Despite the insignificance of aPTT (P = 0.071), the result of the logistic regression analysis was close to the significance threshold; therefore, aPTT might have been significant for a larger sample size. Also, the AUC of hemoglobin, aPTT, and hemodynamic instability was 0.86, 0.816, and 0.868, respectively. Based on the results, these factors are helpful for predicting the clinical outcomes of UAE in CS. Therefore, it is important to correct coagulopathies and hemodynamic instability before and after UAE to increase its success rate.

The present study had several major limitations. First, this was a retrospective cohort study, which might have selection or recall bias owing to its design. Second, the small sample size of this study was selected from a single institution.

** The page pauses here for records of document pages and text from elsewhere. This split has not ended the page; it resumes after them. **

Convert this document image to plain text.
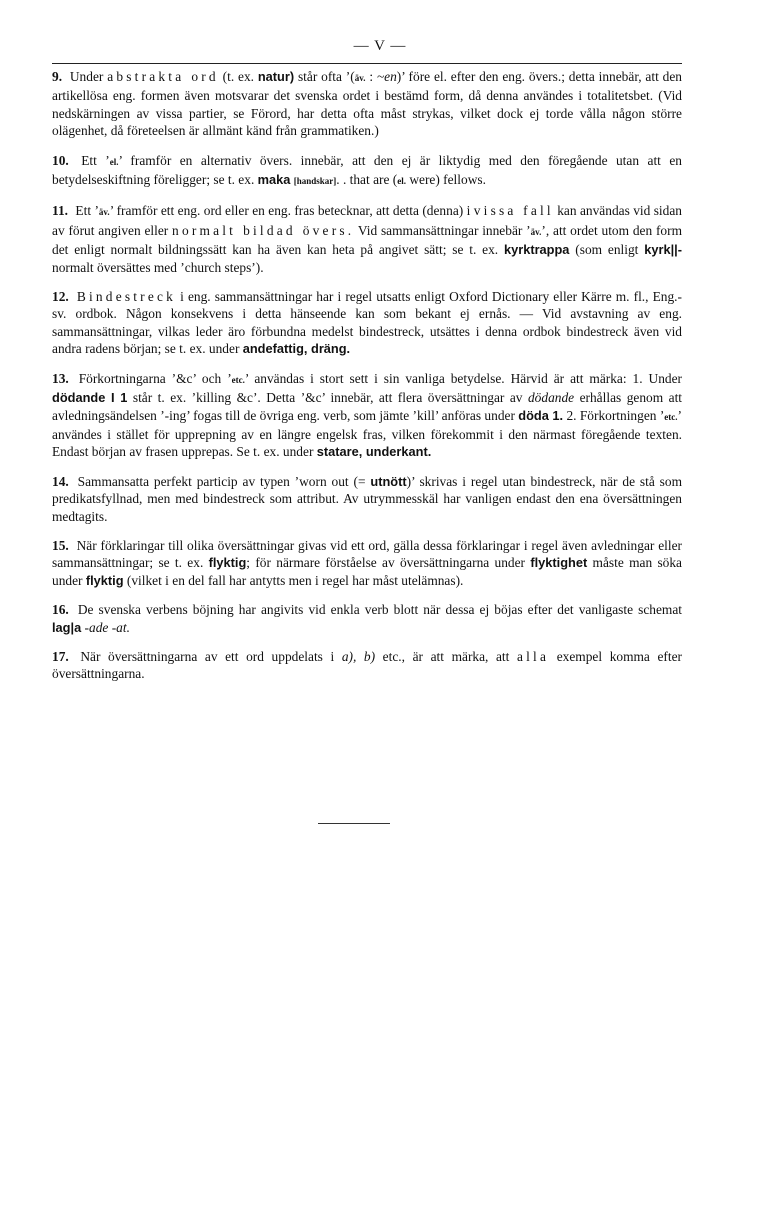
— V —

9. Under abstrakta ord (t. ex. natur) står ofta ’(äv. : ~en)’ före el. efter den eng. övers.; detta innebär, att den artikellösa eng. formen även motsvarar det svenska ordet i bestämd form, då denna användes i totalitetsbet. (Vid nedskärningen av vissa partier, se Förord, har detta ofta måst strykas, vilket dock ej torde vålla någon större olägenhet, då företeelsen är allmänt känd från grammatiken.)

10. Ett ’el.’ framför en alternativ övers. innebär, att den ej är liktydig med den föregående utan att en betydelseskiftning föreligger; se t. ex. maka [handskar]. . that are (el. were) fellows.

11. Ett ’äv.’ framför ett eng. ord eller en eng. fras betecknar, att detta (denna) i vissa fall kan användas vid sidan av förut angiven eller normalt bildad övers. Vid sammansättningar innebär ’äv.’, att ordet utom den form det enligt normalt bildningssätt kan ha även kan heta på angivet sätt; se t. ex. kyrktrappa (som enligt kyrk||- normalt översättes med ’church steps’).

12. Bindestreck i eng. sammansättningar har i regel utsatts enligt Oxford Dictionary eller Kärre m. fl., Eng.-sv. ordbok. Någon konsekvens i detta hänseende kan som bekant ej ernås. — Vid avstavning av eng. sammansättningar, vilkas leder äro förbundna medelst bindestreck, utsättes i denna ordbok bindestreck även vid andra radens början; se t. ex. under andefattig, dräng.

13. Förkortningarna ’&c’ och ’etc.’ användas i stort sett i sin vanliga betydelse. Härvid är att märka: 1. Under dödande I 1 står t. ex. ’killing &c’. Detta ’&c’ innebär, att flera översättningar av dödande erhållas genom att avledningsändelsen ’-ing’ fogas till de övriga eng. verb, som jämte ’kill’ anföras under döda 1. 2. Förkortningen ’etc.’ användes i stället för upprepning av en längre engelsk fras, vilken förekommit i den närmast föregående texten. Endast början av frasen upprepas. Se t. ex. under statare, underkant.

14. Sammansatta perfekt particip av typen ’worn out (= utnött)’ skrivas i regel utan bindestreck, när de stå som predikatsfyllnad, men med bindestreck som attribut. Av utrymmesskäl har vanligen endast den ena översättningen medtagits.

15. När förklaringar till olika översättningar givas vid ett ord, gälla dessa förklaringar i regel även avledningar eller sammansättningar; se t. ex. flyktig; för närmare förståelse av översättningarna under flyktighet måste man söka under flyktig (vilket i en del fall har antytts men i regel har måst utelämnas).

16. De svenska verbens böjning har angivits vid enkla verb blott när dessa ej böjas efter det vanligaste schemat lag|a -ade -at.

17. När översättningarna av ett ord uppdelats i a), b) etc., är att märka, att alla exempel komma efter översättningarna.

Although previous studies have described other potential predictors of UAE failure, including parity and blood transfusion volume (16, 17), these factors were not significant in the present study, probably because of the small sample size.

Third, the causes of bleeding (e.g., uterine atony, genital tract laceration, and retained placental tissue) and CS (emergency or elective) were not evaluated in this study, as many patients were delivered in other clinics; therefore, information required for the medical referral form was lacking. These factors could not be corrected and might have influenced the results of the study. Finally, in this study, all patients who underwent additional embolization after the first procedure eventually required a surgical intervention. Although this finding raises questions about the efficacy of re-embolization after the failure of primary embolization, it was difficult to determine the underlying cause or associated factors because of the small sample size. Some studies have reported that repeated UAE leads to successful hemostasis (4, 8); consequently, in patients with embolization failure, additional UAE remains a viable treatment option. However, further prospective studies with a larger sample size are needed to confirm the current findings.

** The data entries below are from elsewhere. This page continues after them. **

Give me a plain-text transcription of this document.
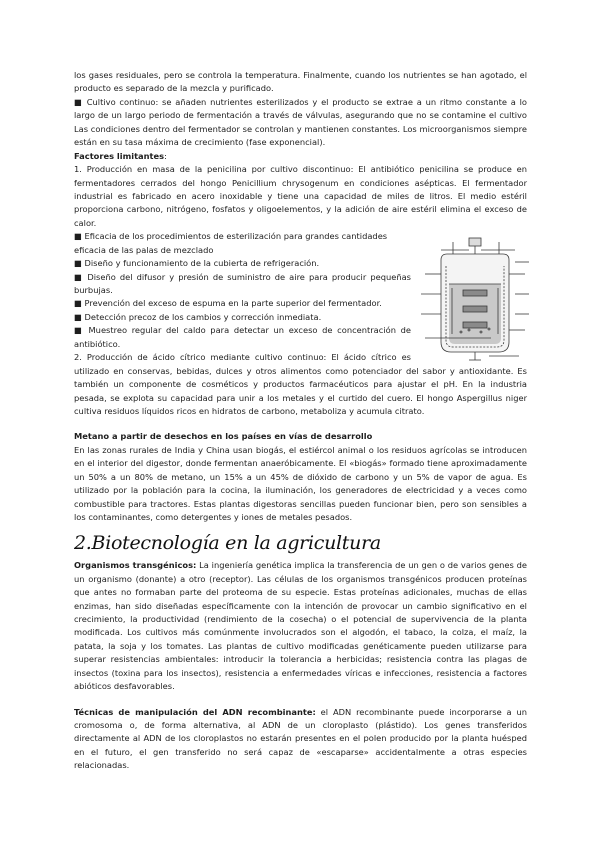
los gases residuales, pero se controla la temperatura. Finalmente, cuando los nutrientes se han agotado, el producto es separado de la mezcla y purificado.

■ Cultivo continuo: se añaden nutrientes esterilizados y el producto se extrae a un ritmo constante a lo largo de un largo periodo de fermentación a través de válvulas, asegurando que no se contamine el cultivo Las condiciones dentro del fermentador se controlan y mantienen constantes. Los microorganismos siempre están en su tasa máxima de crecimiento (fase exponencial).

Factores limitantes:

1. Producción en masa de la penicilina por cultivo discontinuo: El antibiótico penicilina se produce en fermentadores cerrados del hongo Penicillium chrysogenum en condiciones asépticas. El fermentador industrial es fabricado en acero inoxidable y tiene una capacidad de miles de litros. El medio estéril proporciona carbono, nitrógeno, fosfatos y oligoelementos, y la adición de aire estéril elimina el exceso de calor.

■ Eficacia de los procedimientos de esterilización para grandes cantidades

eficacia de las palas de mezclado

■ Diseño y funcionamiento de la cubierta de refrigeración.

■ Diseño del difusor y presión de suministro de aire para producir pequeñas burbujas.

■ Prevención del exceso de espuma en la parte superior del fermentador.

■ Detección precoz de los cambios y corrección inmediata.

■ Muestreo regular del caldo para detectar un exceso de concentración de antibiótico.

2. Producción de ácido cítrico mediante cultivo continuo: El ácido cítrico es utilizado en conservas, bebidas, dulces y otros alimentos como potenciador del sabor y antioxidante. Es también un componente de cosméticos y productos farmacéuticos para ajustar el pH. En la industria pesada, se explota su capacidad para unir a los metales y el curtido del cuero. El hongo Aspergillus niger cultiva residuos líquidos ricos en hidratos de carbono, metaboliza y acumula citrato.

Metano a partir de desechos en los países en vías de desarrollo

En las zonas rurales de India y China usan biogás, el estiércol animal o los residuos agrícolas se introducen en el interior del digestor, donde fermentan anaeróbicamente. El «biogás» formado tiene aproximadamente un 50% a un 80% de metano, un 15% a un 45% de dióxido de carbono y un 5% de vapor de agua. Es utilizado por la población para la cocina, la iluminación, los generadores de electricidad y a veces como combustible para tractores. Estas plantas digestoras sencillas pueden funcionar bien, pero son sensibles a los contaminantes, como detergentes y iones de metales pesados.

2.Biotecnología en la agricultura

Organismos transgénicos: La ingeniería genética implica la transferencia de un gen o de varios genes de un organismo (donante) a otro (receptor). Las células de los organismos transgénicos producen proteínas que antes no formaban parte del proteoma de su especie. Estas proteínas adicionales, muchas de ellas enzimas, han sido diseñadas específicamente con la intención de provocar un cambio significativo en el crecimiento, la productividad (rendimiento de la cosecha) o el potencial de supervivencia de la planta modificada. Los cultivos más comúnmente involucrados son el algodón, el tabaco, la colza, el maíz, la patata, la soja y los tomates. Las plantas de cultivo modificadas genéticamente pueden utilizarse para superar resistencias ambientales: introducir la tolerancia a herbicidas; resistencia contra las plagas de insectos (toxina para los insectos), resistencia a enfermedades víricas e infecciones, resistencia a factores abióticos desfavorables.

Técnicas de manipulación del ADN recombinante: el ADN recombinante puede incorporarse a un cromosoma o, de forma alternativa, al ADN de un cloroplasto (plástido). Los genes transferidos directamente al ADN de los cloroplastos no estarán presentes en el polen producido por la planta huésped en el futuro, el gen transferido no será capaz de «escaparse» accidentalmente a otras especies relacionadas.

In conclusion, UAE is a safe and effective treatment with a high success rate for the management of primary PPH following CS. Despite some limitations, the present results revealed that hemodynamic instability, low hemoglobin levels, and prolonged aPTT could contribute to the identification of patients that may benefit from targeted hemostatic treatment. Overall, the identified factors provide rapid and straightforward criteria that can be simply applied, even in emergency situations.